代替の音色

──平成0x29A年 日時不明

俺は駅前の交番で三十年、地域安全課の警察官をやっている。名前は藤井。今年で五十二になる。

今朝、いつものように交番の机でお茶を飲んでいたら、腰のポケットベルが震えた。亡くなった妻の千鶴のエージェントからだ。

『藤井さん、本日十四時より倫理検査です。代理エージェント十二号に切り替わります』

千鶴の声は相変わらず落ち着いている。結婚して二十五年、亡くなってからもう七年。でも毎日こうして声を聞けるのは、やっぱりありがたい。

「了解。よろしく頼むよ」

俺は小さく返事をして、机の引き出しからMDプレーヤーを取り出した。古いやつだ。千鶴が生前好きだった曲が入っている。イヤホンを耳に差し込むと、懐かしいメロディーが流れてきた。

交番の窓から見える駅前広場では、朝から何やら騒がしい。メタバース広場の投票イベントらしい。ARゴーグルをつけた若者たちが、空中を指でなぞりながら何かに投票している。ブロックチェーン投票システムとかいうやつだ。俺にはさっぱりわからない。

十四時ちょうど。ポケベルが再び震えた。

『代理エージェント十二号、接続しました。藤井様、本日の業務を補佐いたします』

声が変わった。機械的で、抑揚がない。千鶴の声じゃない。

「ああ、よろしく」

そう返事をしたものの、なんだか落ち着かない。千鶴の声に慣れきっていたんだろう。代理の声は、どこか冷たい。

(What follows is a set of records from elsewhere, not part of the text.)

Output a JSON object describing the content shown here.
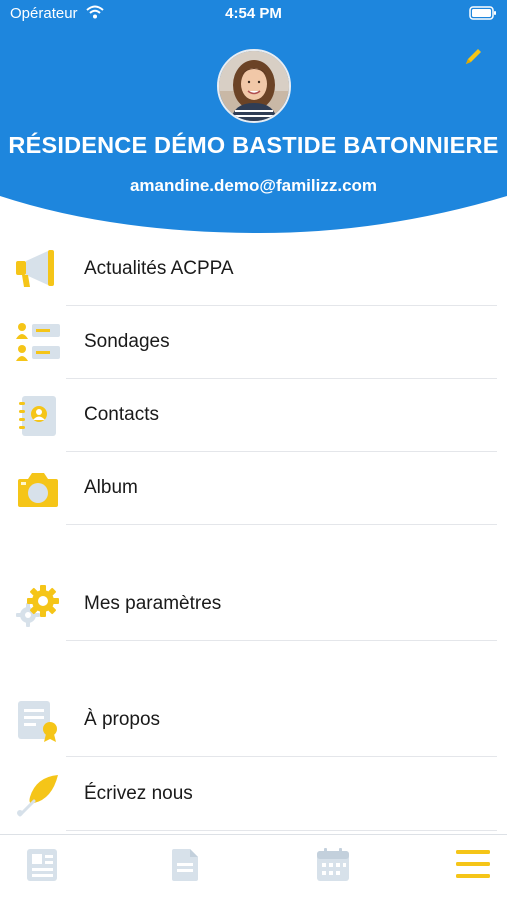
{
  "status_bar": {
    "carrier": "Opérateur",
    "time": "4:54 PM"
  },
  "header": {
    "title": "RÉSIDENCE DÉMO BASTIDE BATONNIERE",
    "email": "amandine.demo@familizz.com"
  },
  "menu": {
    "items": [
      {
        "label": "Actualités ACPPA",
        "icon": "megaphone-icon"
      },
      {
        "label": "Sondages",
        "icon": "poll-icon"
      },
      {
        "label": "Contacts",
        "icon": "contacts-book-icon"
      },
      {
        "label": "Album",
        "icon": "camera-icon"
      },
      {
        "label": "Mes paramètres",
        "icon": "gear-icon"
      },
      {
        "label": "À propos",
        "icon": "certificate-icon"
      },
      {
        "label": "Écrivez nous",
        "icon": "quill-icon"
      }
    ]
  },
  "tabbar": {
    "tabs": [
      {
        "icon": "news-icon"
      },
      {
        "icon": "document-icon"
      },
      {
        "icon": "calendar-icon"
      },
      {
        "icon": "hamburger-menu-icon"
      }
    ]
  },
  "colors": {
    "header_blue": "#1e86dd",
    "accent_yellow": "#f5c518",
    "icon_grey": "#d7e1ea"
  }
}
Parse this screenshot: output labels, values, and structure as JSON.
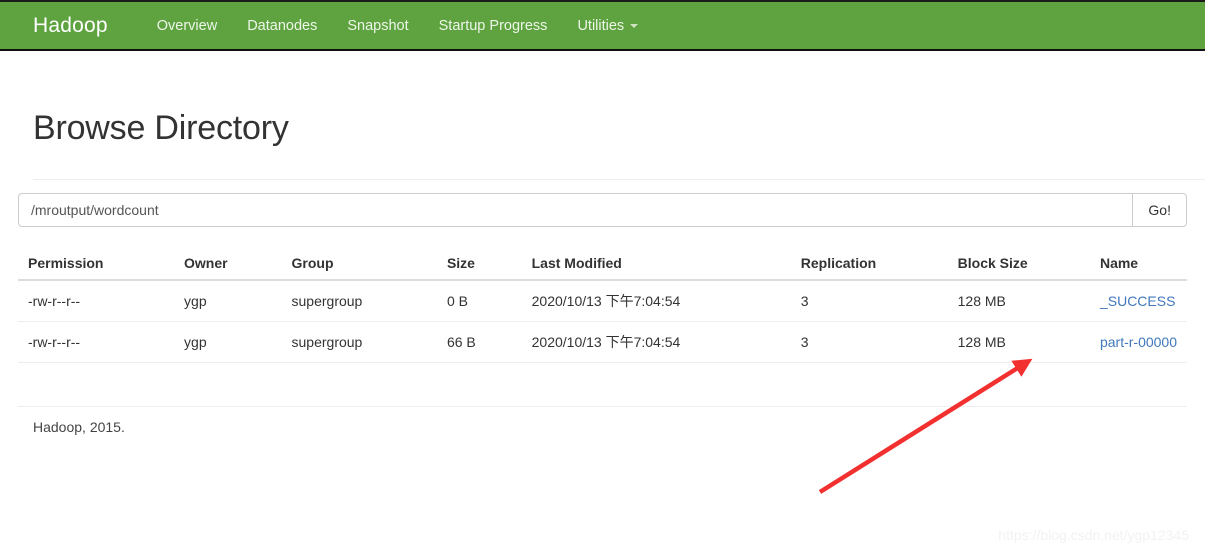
{
  "navbar": {
    "brand": "Hadoop",
    "links": [
      {
        "label": "Overview",
        "has_caret": false
      },
      {
        "label": "Datanodes",
        "has_caret": false
      },
      {
        "label": "Snapshot",
        "has_caret": false
      },
      {
        "label": "Startup Progress",
        "has_caret": false
      },
      {
        "label": "Utilities",
        "has_caret": true
      }
    ],
    "background_color": "#5ea340"
  },
  "page": {
    "title": "Browse Directory"
  },
  "path_bar": {
    "value": "/mroutput/wordcount",
    "placeholder": "Enter path",
    "go_label": "Go!"
  },
  "table": {
    "columns": [
      "Permission",
      "Owner",
      "Group",
      "Size",
      "Last Modified",
      "Replication",
      "Block Size",
      "Name"
    ],
    "rows": [
      {
        "permission": "-rw-r--r--",
        "owner": "ygp",
        "group": "supergroup",
        "size": "0 B",
        "last_modified": "2020/10/13 下午7:04:54",
        "replication": "3",
        "block_size": "128 MB",
        "name": "_SUCCESS"
      },
      {
        "permission": "-rw-r--r--",
        "owner": "ygp",
        "group": "supergroup",
        "size": "66 B",
        "last_modified": "2020/10/13 下午7:04:54",
        "replication": "3",
        "block_size": "128 MB",
        "name": "part-r-00000"
      }
    ],
    "link_color": "#4178be"
  },
  "footer": {
    "text": "Hadoop, 2015."
  },
  "annotation": {
    "arrow_color": "#f23030"
  },
  "watermark": {
    "text": "https://blog.csdn.net/ygp12345"
  }
}
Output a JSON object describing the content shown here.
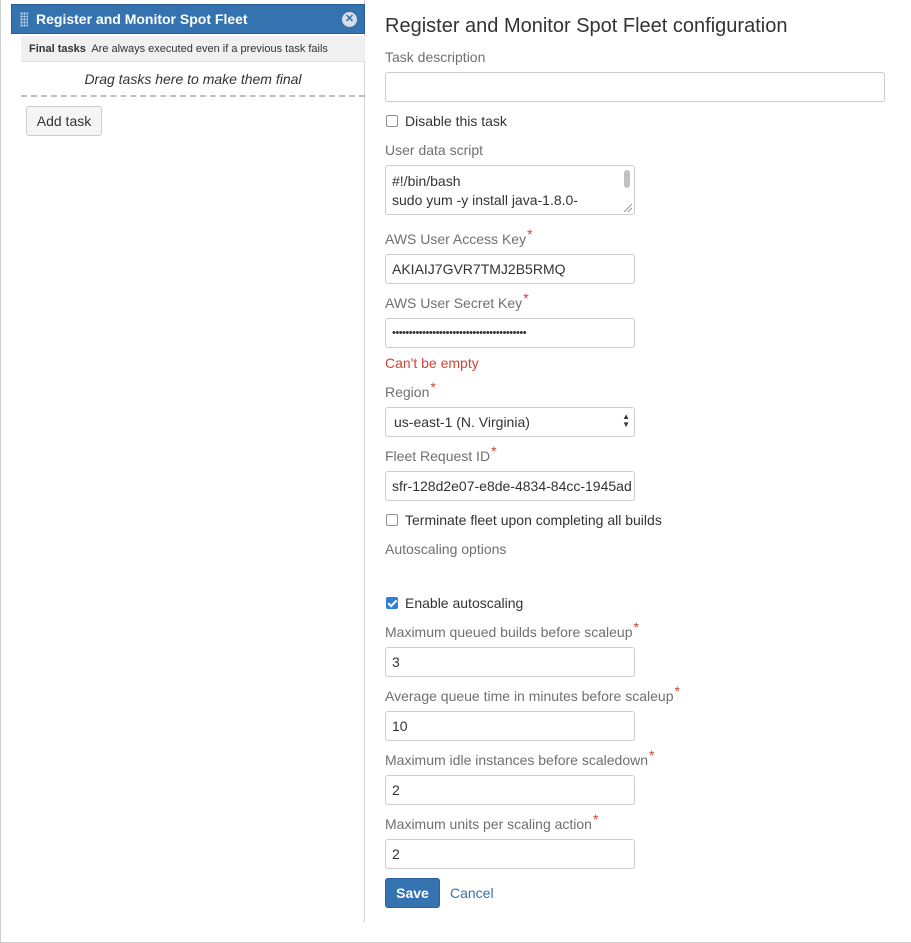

十五時過ぎ、交番に一人の女性が駆け込んできた。息を切らしている。

「すみません、財布を落としたんです」

「わかりました。落ち着いて。いつ、どこで気づきましたか」

いつもなら、こういう時は千鶴が耳元で『藤井さん、まず相手を落ち着かせて』と囁いてくれる。でも今日は違う。

『遺失物届を出力してください。フォーマットは内閣ユニット第0x4A29B準拠です』

代理エージェントの声が機械的に指示を出す。正確だが、温かみがない。

女性の話を聞きながら、俺は書類を書いた。MDプレーヤーからは千鶴の好きだった曲が流れ続けている。

十六時。交番の端末に通知が来た。内閣ユニット第0x7C3E1からの政策レビュー依頼だ。地域安全に関する何かの変更案らしい。俺は画面を見ながら、承認ボタンを押した。

『承認しました。署名は党ドクトリンアルゴリズムに準拠しています』

代理エージェントが淡々と報告する。正しい。でも、何かが違う。

夕方、交番の前を通りかかった中学生が、携帯電話の着メロを鳴らしていた。平成の頃の流行歌だ。俺も昔、同じ着メロを使っていた。

その音を聞いた瞬間、ふと思った。千鶴のエージェントも、結局は代理なんじゃないか。本物の千鶴は、もういない。声も、言葉も、全部システムが再現しているだけだ。

でも、それでも。千鶴の声で話しかけてくれる方が、俺には必要なんだ。

十八時。ポケベルが再び震えた。

『倫理検査が完了しました。藤井千鶴、再接続します』

声が戻った。千鶴の声だ。

『藤井さん、お疲れ様でした。今日は代理エージェントで大変だったでしょう』

「ああ、やっぱりお前じゃないとダメだな」

俺はそう言って、MDプレーヤーを止めた。千鶴の声があれば、音楽はいらない。

交番の窓から見える駅前広場では、まだメタバース投票が続いていた。若者たちは空中に浮かぶ何かに向かって手を伸ばしている。

俺には見えない。でも、それでいい。俺には千鶴の声がある。それだけで、この仕事を続けられる。

夜勤の同僚が来るまで、俺は交番で静かに座っていた。ポケベルを握りしめて。